The court denied the plaintiff’s request for attorney fees, finding no benefit to the corporation from the plaintiff’s New York derivative action. The court held that plaintiff failed to establish that defendant had breached their agreements and that plaintiff’s intervention in the Delaware proceeding gave her an opportunity to oppose any sale, ensuring the process would be fair, without the need for the New York derivative suit. Thus, the action did not result in a substantial benefit to the corporation but merely delayed an anticipated sale and benefitted the plaintiff personally by allowing her to continue to receive corporate distributions in the interim.

Other Requirements

Obtaining a substantial benefit for the corporation alone does not entitle a plaintiff to reimbursement of fees and expenses if he fails to comply with the standing and pleading requirements of §626. In Central Laborers’ Pension Fund v. Blankfein, 111 A.D.3d 40, 971 N.Y.S.2d 282 (1st Dep’t 2013), the First Department held that an award of attorney fees under §626(e) is unavailable when the plaintiff does not satisfy or was not excused from §626(c)’s requirement to demand board action. There, the plaintiff shareholders brought suit against board members of Goldman Sachs for a reduction in employee compensation, but failed to make a pre-suit demand. Defendants expressed their intent to move to dismiss the actions, but before doing so issued a press release announcing a decrease in employee compensation compared to the prior year. Plaintiffs then moved to dismiss the actions voluntarily, asserting that they were now moot because the announcement essentially conceded the merits of their claims.

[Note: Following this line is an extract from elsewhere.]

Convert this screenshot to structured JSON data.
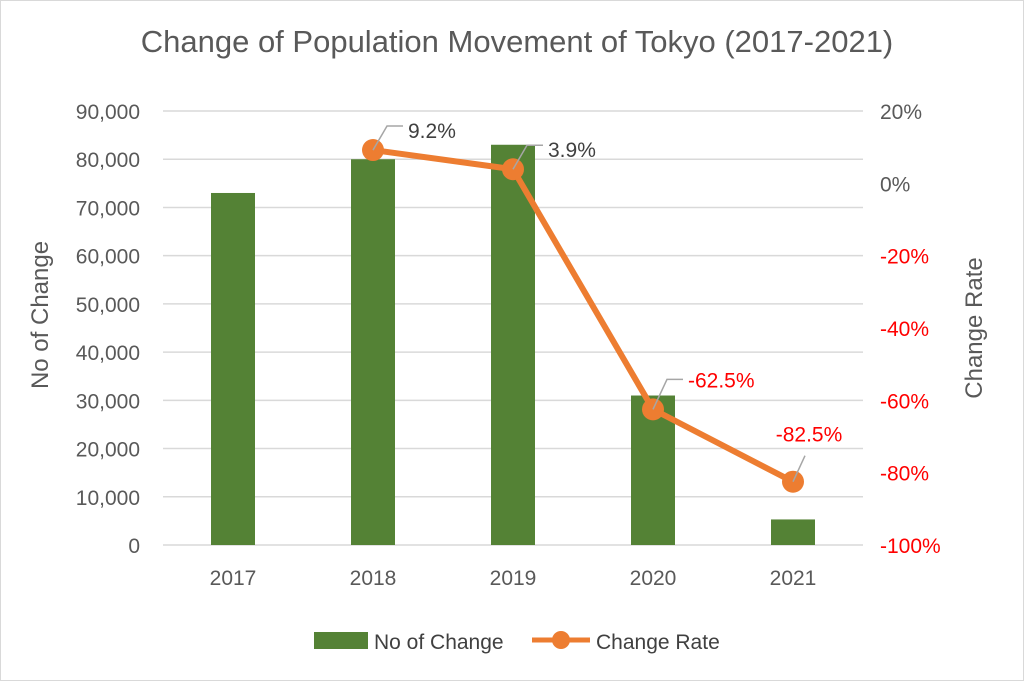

New York County Commercial Division Justice Bernard J. Fried denied plaintiffs a fee award, Central Laborers’ Pension Fund v. Blankfein, 34 Misc.3d 456, 475 (N.Y. Co. 2011), and the First Department affirmed. 111 A.D.3d at 49, 971 N.Y.S.2d 282, 289. The court held that to award fees when no pre-suit demand was made and no excuse given in the complaint “would reward that plaintiff for unjustifiably wresting the management of the corporation from those to whom it is entrusted by law and by the rest of the shareholders.” In those circumstances, the court held that a “derivative plaintiff has no justification for acting on behalf of the corporation.”


New York Business Corporation Law §626(e) creates a structure that allows, in the court’s discretion, shareholder plaintiffs to be reimbursed for their expenses and legal fees incurred in pursuing a successful shareholder derivative action resulting in a substantial benefit to the corporation or its shareholders. To qualify for such reimbursement, the benefits need not be monetary, but mere action by the corporation in response to a complaint does not necessarily mean a substantial benefit was conferred, and failure to adhere to §626′s standing and pleading requirements likely will preclude any recovery.